The next day Emma and Rodolphe went for a ride together. He led her to a beautiful and deserted glade in the nearby forest. When they had dismounted, Rodolphe again spoke of his passion for her. Emma was frightened by his intensity but quickly forgot all her good intentions and gave herself entirely to him. When she returned home that night she was radiant with joy. In her new happiness she identified herself with all the daring and romantic heroines of literature whom she had always envied and admired. She unbelievingly repeated to herself over and over again, "I have a lover — a lover."

From this day on, the affair between Emma and Rodolphe progressed with great speed. They frequently exchanged love letters and had many secret meetings. Rodolphe was always in Emma's thoughts. She often slipped from her house in the early morning while Bovary was still asleep in order to surprise Rodolphe and have a few extra hours with him.

After a while, Rodolphe, who was a practical and realistic man, became concerned about Emma's imprudent behavior. He spoke to her about this, claiming to be worried lest she compromise herself, and soon she too became nervous. She began to be troubled by feelings of guilt. The pair took precautions to keep their correspondence hidden and worked out an arrangement so that Rodolphe could meet Emma at night in her garden or even in her house, once Bovary had fallen into his usual deep sleep. Rodolphe began to visit her several times each week.

He was sometimes troubled by her wildly romantic fancies and feared that she would do something irrational or impractical, in accord with her silly ideas. He thought of ending their relationship but procrastinated because of the great physical appeal she had for him. So far as Emma's love for him was concerned, Rodolphe cynically doubted her sincerity and had no compunctions about using or abandoning her. Emma, on the other hand, considered him the one great love for whom she had always yearned and surrendered herself to him with complete devotion.

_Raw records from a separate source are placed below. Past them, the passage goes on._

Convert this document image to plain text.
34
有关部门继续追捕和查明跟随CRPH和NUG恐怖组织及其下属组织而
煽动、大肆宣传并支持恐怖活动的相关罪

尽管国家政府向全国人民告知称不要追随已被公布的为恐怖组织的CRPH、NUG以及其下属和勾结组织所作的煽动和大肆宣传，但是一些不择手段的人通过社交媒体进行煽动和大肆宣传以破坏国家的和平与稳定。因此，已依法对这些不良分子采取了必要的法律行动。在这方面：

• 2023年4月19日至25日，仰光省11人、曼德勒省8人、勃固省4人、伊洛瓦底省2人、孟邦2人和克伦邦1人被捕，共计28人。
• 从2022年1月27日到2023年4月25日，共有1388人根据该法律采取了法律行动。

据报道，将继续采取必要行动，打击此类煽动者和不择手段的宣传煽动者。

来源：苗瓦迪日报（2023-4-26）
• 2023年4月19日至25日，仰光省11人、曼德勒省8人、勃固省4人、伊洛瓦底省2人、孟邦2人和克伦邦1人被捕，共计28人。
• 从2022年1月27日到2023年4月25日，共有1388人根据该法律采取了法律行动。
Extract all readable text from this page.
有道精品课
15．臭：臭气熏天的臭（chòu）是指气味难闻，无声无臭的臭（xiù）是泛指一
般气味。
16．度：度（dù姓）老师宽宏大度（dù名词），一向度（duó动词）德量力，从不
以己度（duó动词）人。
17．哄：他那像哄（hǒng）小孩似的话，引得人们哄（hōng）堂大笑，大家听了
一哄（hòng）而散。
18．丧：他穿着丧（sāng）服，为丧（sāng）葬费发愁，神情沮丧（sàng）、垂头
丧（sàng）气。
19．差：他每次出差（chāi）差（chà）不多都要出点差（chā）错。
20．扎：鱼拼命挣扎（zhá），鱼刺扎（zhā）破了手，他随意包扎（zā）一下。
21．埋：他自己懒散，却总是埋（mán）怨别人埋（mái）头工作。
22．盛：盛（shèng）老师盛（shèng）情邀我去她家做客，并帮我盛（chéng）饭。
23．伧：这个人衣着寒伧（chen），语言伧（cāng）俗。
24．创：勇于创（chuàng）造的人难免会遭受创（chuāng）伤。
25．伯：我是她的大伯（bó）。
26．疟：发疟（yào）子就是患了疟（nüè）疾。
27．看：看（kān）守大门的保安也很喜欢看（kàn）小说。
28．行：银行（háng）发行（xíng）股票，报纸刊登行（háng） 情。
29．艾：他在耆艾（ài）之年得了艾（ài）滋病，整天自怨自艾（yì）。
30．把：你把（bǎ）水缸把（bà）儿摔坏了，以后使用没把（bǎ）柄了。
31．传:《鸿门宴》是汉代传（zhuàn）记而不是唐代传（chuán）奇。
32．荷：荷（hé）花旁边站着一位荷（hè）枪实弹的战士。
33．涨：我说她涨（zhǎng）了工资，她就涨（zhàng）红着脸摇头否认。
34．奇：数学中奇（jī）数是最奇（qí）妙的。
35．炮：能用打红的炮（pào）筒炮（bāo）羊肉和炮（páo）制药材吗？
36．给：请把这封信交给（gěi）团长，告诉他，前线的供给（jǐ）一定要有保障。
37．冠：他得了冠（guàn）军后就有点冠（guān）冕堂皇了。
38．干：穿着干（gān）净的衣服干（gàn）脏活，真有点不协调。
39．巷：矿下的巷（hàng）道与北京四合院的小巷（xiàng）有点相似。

As time passed, Emma became unhappy about both her marriage and adultery. She was often negligent of her duties and then, in a moment of guilty realization, would engage in a brief spurt of activity or maternal affection. Her guilt kept bothering her, and for a short period she even decided to repent and reform. She derived a strange pleasure from her masochistic decision to assuage her guilt through self-sacrifice, for her affection for Rodolphe had not lessened. In order to end the affair, she was cold to him and she planned to force herself to love and assist Bovary.

Analysis

Emma is a woman of romantic longings. We saw earlier that she longed for a man who "should know about everything; excel in a multitude of activity, introduce you to passion in all its force, to life in all its graces, you into all mysteries" (see Chapters 6 and 7 of Part I), and now Rodolphe comes to call after a six weeks' absence, and tells her things she "had never been told before." Here then is the romantic dream come true. But, in reality, he is not the knight in shining armor. He is, after all, a thirty-four-year-old farmer. But to Emma who has lived in boredom so long and who has longed for some type of escape, he is the fulfillment of her dreams. After she surrenders to him, she then thinks of all the heroines of books and compares her shoddy seduction in the woods to those of the romanticized heroines of her novels. She is convinced that her affair has all the "passion, ecstasy and delirium" of the fictionalized accounts in romances. Emma then attempts to make her shoddy affair conform to those of fictionalized accounts. She insists that they leave letters for each other in secret hiding places. She comforts him about absurd, insignificant events and when once she thinks she hears Charles coming, she expects Rodolphe to grab his pistol so as to defend himself. She insists upon exchanging miniatures, locks of hair, and even rings. Even Rodolphe realizes the degree of sentimentality that Emma is attaching to their love affair.

Emma never realizes that Rodolphe is simply using her for a pretty mistress. Even though they are having their affair now in Charles' consulting room, she fails to realize how shoddy the affair is and continues to force their affair into the pattern of a great love.

Ironically, it was Charles who originally assured the success of the love affair by insisting that Emma accept Rodolphe's offer of the riding horse. Of course, we have seen earlier that Charles, due to the horrible disposition of his first wife, can see no fault in Emma.

Chapter 9 ends with Rodolphe's admonition to Emma that she is compromising herself by her visits to his cabin. This foreshadows his rejection of Emma. We know from the beginning that this is to be only a brief love affair for him, but as he reminds her of her position, we note already that he is beginning to tire of her.